Une prison infâme a été fermée et des poursuites sont en cours pour poursuivre les responsables qui ont abusé du pouvoir, mais les activistes restent prudents.
En avril 2014, Abel Wabella, un militant des médias sociaux qui a fondé Addis Zeybe, a été arrêté par les forces de sécurité éthiopiennes et emprisonné à Maekelawi, une tristement célèbre prison située dans le centre d’Addis-Abeba.
Son arrestation a eu lieu lors d’une répression contre les journalistes et l’opposition. Accusé de « terrorisme » et d’atteinte à l’ordre public – des accusations dont il a nié l’existence -, il y aurait passé 84 jours, sur une peine de près de 18 mois.
Maekelawi était connu pour la torture et la répression. D’anciens détenus ont affirmé qu’ils avaient été enchaînés à l’isolement, frappés avec des crosses de fusils et des fils électriques, et que les cellules souterraines étaient si froides qu’on les appelait « Sibérie ».
Plus tôt ce mois-ci, environ cinq ans après son épreuve, Wabella est revenue à l’intérieur des portes de la prison, cette fois en tant que visiteur.
Maekelawi, qui a cessé d’être opérationnel l’année dernière, a été ouvert au public pendant quatre jours afin de présenter les réformes du système de justice sous l’administration du Premier ministre éthiopien Abiy Ahmed, qui a pris le pouvoir en avril 2018.
« Il y a de bons débuts dans la réforme du système judiciaire éthiopien, l’ouverture du Maekelawi au public étant l’un d’entre eux », a déclaré Wabella. « Mais Maekelawi est un bâtiment unique, la réforme devrait concerner tous les secteurs du système judiciaire. »
Wabella a également critiqué le relooking de Maekelawi; les murs des cellules avaient été peints pour recouvrir les écrits et les peintures d’anciens prisonniers.
Wabella a déclaré qu’elle aurait dû être préservée telle quelle, comme une scène de crime.
« Il doit être présenté comme une exposition permanente et toute son histoire doit être correctement enregistrée, et tous les bâtiments à l’intérieur de l’enceinte doivent être laissés à cette fin », a-t-il déclaré.

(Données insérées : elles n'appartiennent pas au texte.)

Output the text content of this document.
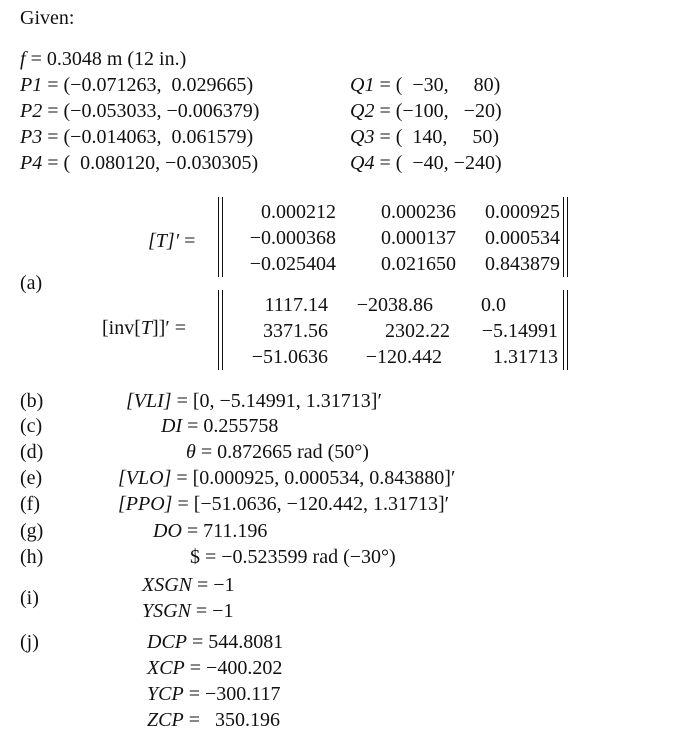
Given:
f = 0.3048 m (12 in.)
P1 = (−0.071263,  0.029665)	Q1 = (  −30,     80)
P2 = (−0.053033, −0.006379)	Q2 = (−100,   −20)
P3 = (−0.014063,  0.061579)	Q3 = (  140,     50)
P4 = (  0.080120, −0.030305)	Q4 = (  −40, −240)
[T]′ =
0.000212 0.000236 0.000925
−0.000368 0.000137 0.000534
−0.025404 0.021650 0.843879
(a)
[inv[T]]′ =
1117.14 −2038.86 0.0
3371.56	2302.22 −5.14991
−51.0636 −120.442	1.31713
(b)	[VLI] = [0, −5.14991, 1.31713]′
(c)	DI = 0.255758
(d)	θ = 0.872665 rad (50°)
(e)	[VLO] = [0.000925, 0.000534, 0.843880]′
(f)	[PPO] = [−51.0636, −120.442, 1.31713]′
(g)	DO = 711.196
(h)	$ = −0.523599 rad (−30°)
(i)
XSGN = −1
YSGN = −1
(j)	DCP = 544.8081
XCP = −400.202
YCP = −300.117
ZCP =   350.196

« L’Éthiopie a besoin de changements systématiques pour avoir un impact positif sur la réforme de la justice. C’était un bon geste d’ouvrir Maekelawi, mais rien ne garantit que le changement sera irréversible si le bureau du Procureur général éthiopien, en particulier, continue d’être politisé. »
En juin, plus d’un an après son arrivée au pouvoir, des groupes de défense des droits de l’homme ont fait part de leurs inquiétudes, plusieurs militants, journalistes et hommes politiques ayant été arrêtés. En 2009, une loi antiterroriste visant à poursuivre les suspects était toujours en vigueur. hauts fonctionnaires et personnalités militaires.
« Ces mesures ont occulté certains développements positifs, tels que la modification de la loi de 2008 sur la société civile, auparavant restrictive, la rédaction en cours d’une nouvelle législation antiterroriste et l’utilisation (réduite) de la torture pour extraire les aveux des prisonniers », a déclaré Wabella.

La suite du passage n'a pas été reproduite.